The past few years have been a slow trek forward.
A quiet journey towards a dream.
But it begins quite a while ago. So I’ll rewind to our lives eight years ago.
Our oldest was turning two, our middle child a chubby little three month old.
Joshua headed off to State Park Ranger Academy.
He returned to us a half a year later.
With an idea wedged in his mind. It was a thought that stuck there relentlessly. (Or at least that’s the way I felt about it. My blog, my story. )
He returned to us not just content and fulfilled being a newly appointed Ranger. Nope. One dream fulfilled, a new one invaded his thoughts. His mind was set upon becoming the State Park Ranger Pilot, a position happily filled at the moment, and far away from our reality.
I wasn’t thrilled. At all.
The thought of him flying in a tiny plane above the desert freaked me out. And as I held our children, the last thing I wanted was for this dream to take off. It went against everything I was instinctually feeling as a new mother.
But the dream held on. And despite my avoiding giving it any breathing room at all…it would not die!
The details were always the same. There was/is only ONE State Park Ranger Pilot…and it’s at Anza Borrego Desert State Park, the largest State Park in California. A desert park. In Southern California.
Ugh. And truth be told, the first moment I left SoCal in our travels twenty years ago, I knew I never wanted to settle down here again, if I had my choice.
And so I held my ground.
It worked nicely for a few short years.
I acted like we were all content, because we were in most facets of life…and he constantly felt unsettled.

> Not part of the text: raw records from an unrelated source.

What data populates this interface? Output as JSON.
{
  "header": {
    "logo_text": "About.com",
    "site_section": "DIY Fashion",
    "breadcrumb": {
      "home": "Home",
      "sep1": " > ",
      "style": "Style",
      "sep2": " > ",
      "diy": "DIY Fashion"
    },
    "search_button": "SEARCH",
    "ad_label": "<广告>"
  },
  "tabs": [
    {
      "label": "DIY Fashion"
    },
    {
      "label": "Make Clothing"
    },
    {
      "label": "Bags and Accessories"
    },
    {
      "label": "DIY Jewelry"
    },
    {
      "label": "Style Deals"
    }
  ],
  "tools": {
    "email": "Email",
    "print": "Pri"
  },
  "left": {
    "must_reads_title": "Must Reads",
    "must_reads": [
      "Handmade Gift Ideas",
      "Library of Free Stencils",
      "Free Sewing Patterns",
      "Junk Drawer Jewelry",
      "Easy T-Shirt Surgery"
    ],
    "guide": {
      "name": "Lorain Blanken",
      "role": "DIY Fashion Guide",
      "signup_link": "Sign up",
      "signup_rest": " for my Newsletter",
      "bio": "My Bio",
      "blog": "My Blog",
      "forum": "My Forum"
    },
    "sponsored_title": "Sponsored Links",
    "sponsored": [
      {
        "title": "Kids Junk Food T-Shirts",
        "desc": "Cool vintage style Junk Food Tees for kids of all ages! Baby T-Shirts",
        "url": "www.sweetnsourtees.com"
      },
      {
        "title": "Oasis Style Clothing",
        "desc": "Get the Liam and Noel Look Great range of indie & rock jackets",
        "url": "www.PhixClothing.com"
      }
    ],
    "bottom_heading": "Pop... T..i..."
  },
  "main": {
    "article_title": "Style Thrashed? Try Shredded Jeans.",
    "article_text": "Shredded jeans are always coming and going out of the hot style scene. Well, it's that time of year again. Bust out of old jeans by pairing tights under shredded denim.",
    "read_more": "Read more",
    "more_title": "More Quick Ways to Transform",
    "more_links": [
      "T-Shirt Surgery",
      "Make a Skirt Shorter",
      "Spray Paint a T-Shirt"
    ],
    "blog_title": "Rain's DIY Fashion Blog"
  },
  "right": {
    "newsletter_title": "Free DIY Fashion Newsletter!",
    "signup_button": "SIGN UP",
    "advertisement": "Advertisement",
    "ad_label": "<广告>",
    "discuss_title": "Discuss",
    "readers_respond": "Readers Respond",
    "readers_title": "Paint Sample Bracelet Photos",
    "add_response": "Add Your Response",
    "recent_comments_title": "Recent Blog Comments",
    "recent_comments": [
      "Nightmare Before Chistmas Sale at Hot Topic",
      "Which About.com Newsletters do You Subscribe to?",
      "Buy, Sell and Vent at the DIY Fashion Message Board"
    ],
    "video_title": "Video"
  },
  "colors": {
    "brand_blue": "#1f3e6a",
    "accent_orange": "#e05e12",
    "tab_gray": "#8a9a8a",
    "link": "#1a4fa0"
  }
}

A few years into his Rangering we moved from the San Bernardino Mountains up to the Lost Coast. As we moved further up north my soul sighed with happiness. I loved it up there.
But we’d walk down our driveway, sometimes two hours at a time, our long “where-are-we-going” conversations filling the mornings with excitement. And every time the plane would budge in. It seemed to haunt his subconscious.
As we continued to live, settling into our little homestead, the dream was unshakable.
It was like fighting the Fates.
Now, I’d never given much thought to the concept of Fate. It felt like an ancient but ludicrous concept to me. I think when I was younger I always felt pretty free to choose my path. But talking to my love about being the pilot was like talking to someone driven by forces unseen.
It wasn’t just his Grandfather’s being a pilot.
Or his Father’s being a pilot.
Or the uniform.
Or the plane.
Or the skies.
Or the park.
It was about a connection to something he seemed to feel was already set in motion, even with my objections.
So I caved. And in that moment we both felt it. It was a significant feeling of Alignment.
It wasn’t acceptance or giving in as much as simply getting on track with where momentum had already been trying to take us.
Now, I wish I could say that the past four years since we aligned with Fate were somehow simple. But they weren’t.
Leaving our home and friends up north was heartbreaking. I felt like we had to rip off a limb as we tore away.
And of course, moving twice in just a few months while Joshua’s hours kept him busier than ever was incredibly stressful.
Buying a house for the first time proved interesting and educational. Felt like we had to suspend all our beliefs about money and dive into a bottomless hole trusting that the numbers would and will work themselves out.
Finding out that our closest neighbors despise “noisy” children (um, talking in our yard is apparently too noisy) made us question our choices.
And of course homeschooling throughout all of this didn’t make anything simpler.
And then the return to a place I had internally vowed never to live again was…
A test in patience and keeping an open mind and heart.
But rewarding our openness, we’ve been met with everything we felt we were leaving behind–loving family, old and new friendships, and new respect for the beauty of the landscape and climate of the southern state.
And so here we are. We moved down here with a plan. Joshua would be a ground patrol ranger and do everything within his means to secure the Air Patrol One position. And after waiting a year for the vacant position to open, and then another three months for them to announce whether or not he’d gotten the position…It’s now official!
Congratulations Joshua! Air Patrol One Ranger Pilot! Congratulations on listening to, following, and reaching your dream potential! I am so proud of you and all that you have put into this. You’re ability to remain calm, logical, and patient as you forge on amazes me as much now as it did when I met you two decades ago. I love you!